La foi chrétienne doit donc abandonner cette inclination paresseuse à exclure les autres religions et cette tentation prédatrice d'inclure les autres religions à la sienne, comme on assemblerait des poupées gigognes. Les chrétiens sont dispersés sur toute la face de la terre que les hommes ont à habiter ensemble. Pas pour construire une tour qui pénètre les cieux et dominer la terre, mais pour vivre l’Amour de Dieu, partager l’espérance eschatologique, et tisser des morceaux de paix.

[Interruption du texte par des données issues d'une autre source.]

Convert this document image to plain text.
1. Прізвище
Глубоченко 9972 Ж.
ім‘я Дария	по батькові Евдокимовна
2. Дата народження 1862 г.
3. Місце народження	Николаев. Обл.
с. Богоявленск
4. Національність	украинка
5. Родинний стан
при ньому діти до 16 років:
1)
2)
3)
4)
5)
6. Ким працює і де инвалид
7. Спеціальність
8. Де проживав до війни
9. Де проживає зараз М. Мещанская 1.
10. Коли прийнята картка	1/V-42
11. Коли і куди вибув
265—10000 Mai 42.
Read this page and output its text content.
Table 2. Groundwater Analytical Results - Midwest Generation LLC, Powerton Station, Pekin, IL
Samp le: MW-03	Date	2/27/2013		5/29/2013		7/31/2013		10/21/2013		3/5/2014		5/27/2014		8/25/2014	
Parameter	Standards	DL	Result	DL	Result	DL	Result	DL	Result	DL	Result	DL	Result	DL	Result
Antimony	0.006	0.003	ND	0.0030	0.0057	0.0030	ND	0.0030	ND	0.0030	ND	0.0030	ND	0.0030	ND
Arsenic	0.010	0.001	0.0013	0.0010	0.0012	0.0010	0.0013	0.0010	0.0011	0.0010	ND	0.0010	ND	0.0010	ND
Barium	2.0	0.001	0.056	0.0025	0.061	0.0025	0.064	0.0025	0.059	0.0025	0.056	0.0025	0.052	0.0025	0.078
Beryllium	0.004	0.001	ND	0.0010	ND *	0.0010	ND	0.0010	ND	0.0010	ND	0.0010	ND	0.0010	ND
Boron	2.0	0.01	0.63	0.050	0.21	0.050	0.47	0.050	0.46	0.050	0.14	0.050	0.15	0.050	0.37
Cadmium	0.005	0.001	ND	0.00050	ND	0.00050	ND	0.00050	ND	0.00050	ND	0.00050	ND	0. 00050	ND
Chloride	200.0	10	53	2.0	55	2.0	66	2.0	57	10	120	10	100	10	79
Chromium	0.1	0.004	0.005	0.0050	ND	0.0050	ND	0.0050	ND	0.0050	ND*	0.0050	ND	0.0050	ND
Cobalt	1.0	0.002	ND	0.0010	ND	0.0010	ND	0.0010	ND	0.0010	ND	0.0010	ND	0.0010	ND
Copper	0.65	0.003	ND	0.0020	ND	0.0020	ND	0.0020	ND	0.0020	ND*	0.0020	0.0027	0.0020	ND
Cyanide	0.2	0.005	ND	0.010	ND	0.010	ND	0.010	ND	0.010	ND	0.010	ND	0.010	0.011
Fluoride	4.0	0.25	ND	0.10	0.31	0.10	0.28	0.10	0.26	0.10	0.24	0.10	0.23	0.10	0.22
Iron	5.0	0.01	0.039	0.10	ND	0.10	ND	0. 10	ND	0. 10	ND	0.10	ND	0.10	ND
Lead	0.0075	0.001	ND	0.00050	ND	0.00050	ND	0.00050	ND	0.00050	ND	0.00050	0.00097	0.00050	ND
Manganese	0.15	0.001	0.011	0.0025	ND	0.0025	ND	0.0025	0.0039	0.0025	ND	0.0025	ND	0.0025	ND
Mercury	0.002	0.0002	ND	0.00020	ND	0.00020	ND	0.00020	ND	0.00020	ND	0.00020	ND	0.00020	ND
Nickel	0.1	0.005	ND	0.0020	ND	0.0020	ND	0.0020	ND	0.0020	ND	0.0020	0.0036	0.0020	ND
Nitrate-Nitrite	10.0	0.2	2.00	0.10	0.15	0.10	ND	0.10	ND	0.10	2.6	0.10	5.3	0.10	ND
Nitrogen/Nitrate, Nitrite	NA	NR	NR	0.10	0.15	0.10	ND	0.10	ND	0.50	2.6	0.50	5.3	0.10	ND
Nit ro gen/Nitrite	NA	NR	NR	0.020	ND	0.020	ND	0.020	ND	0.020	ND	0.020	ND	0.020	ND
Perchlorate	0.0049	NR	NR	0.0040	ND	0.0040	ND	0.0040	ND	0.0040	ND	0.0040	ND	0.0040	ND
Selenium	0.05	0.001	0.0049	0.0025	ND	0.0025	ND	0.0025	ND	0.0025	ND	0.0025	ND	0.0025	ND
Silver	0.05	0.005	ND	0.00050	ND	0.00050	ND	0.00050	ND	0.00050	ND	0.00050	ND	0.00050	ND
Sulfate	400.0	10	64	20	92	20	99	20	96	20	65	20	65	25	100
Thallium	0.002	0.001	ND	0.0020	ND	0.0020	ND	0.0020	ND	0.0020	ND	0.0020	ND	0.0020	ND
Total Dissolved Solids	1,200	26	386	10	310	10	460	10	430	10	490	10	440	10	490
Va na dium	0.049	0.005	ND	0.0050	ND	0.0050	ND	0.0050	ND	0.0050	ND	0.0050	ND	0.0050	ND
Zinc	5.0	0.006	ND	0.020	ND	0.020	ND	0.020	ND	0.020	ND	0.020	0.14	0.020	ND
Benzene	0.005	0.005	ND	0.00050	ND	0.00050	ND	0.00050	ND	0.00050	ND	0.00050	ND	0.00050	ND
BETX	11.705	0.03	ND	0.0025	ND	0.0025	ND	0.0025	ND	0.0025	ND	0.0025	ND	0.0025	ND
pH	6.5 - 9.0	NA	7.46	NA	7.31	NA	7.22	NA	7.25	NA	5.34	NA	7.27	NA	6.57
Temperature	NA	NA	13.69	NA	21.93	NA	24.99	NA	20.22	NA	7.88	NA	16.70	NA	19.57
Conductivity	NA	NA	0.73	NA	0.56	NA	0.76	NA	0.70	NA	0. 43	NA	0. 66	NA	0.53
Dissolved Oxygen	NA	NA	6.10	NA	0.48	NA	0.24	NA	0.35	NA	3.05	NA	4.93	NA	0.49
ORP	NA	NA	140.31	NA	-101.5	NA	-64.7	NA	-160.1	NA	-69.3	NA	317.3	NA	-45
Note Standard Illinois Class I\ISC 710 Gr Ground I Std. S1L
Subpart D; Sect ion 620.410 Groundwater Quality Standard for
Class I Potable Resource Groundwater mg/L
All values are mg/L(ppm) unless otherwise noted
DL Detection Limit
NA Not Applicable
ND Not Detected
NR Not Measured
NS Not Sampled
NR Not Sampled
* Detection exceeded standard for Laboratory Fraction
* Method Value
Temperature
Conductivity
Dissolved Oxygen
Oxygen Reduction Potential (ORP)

Qu’est-ce qui est visé sinon le Vivre bien ensemble ?  "Puissions-nous vivre bien ! ". Au cœur des convictions nous découvrons la soif insatiable de pouvoir dont nous avons peine à nous débarrasser. Nous aurons toujours à réamorcer pour nous-mêmes cette autocritique de la possession du pouvoir au nom de la vérité.

Une parole est dite, à laquelle adhérent les croyants. Elle est originaire d’un lieu qu’ils ne possédent pas, qui les dépasse. Ils y adhérent. Mais personne n’a autorité sur cette parole, qui siège à l’horizon de convergence de tous les humains, de toutes religions. Là pourrait être le fonds de non-violence des religions. Les religions sont comme les perceptions d’une parole et d’un fait signifiants.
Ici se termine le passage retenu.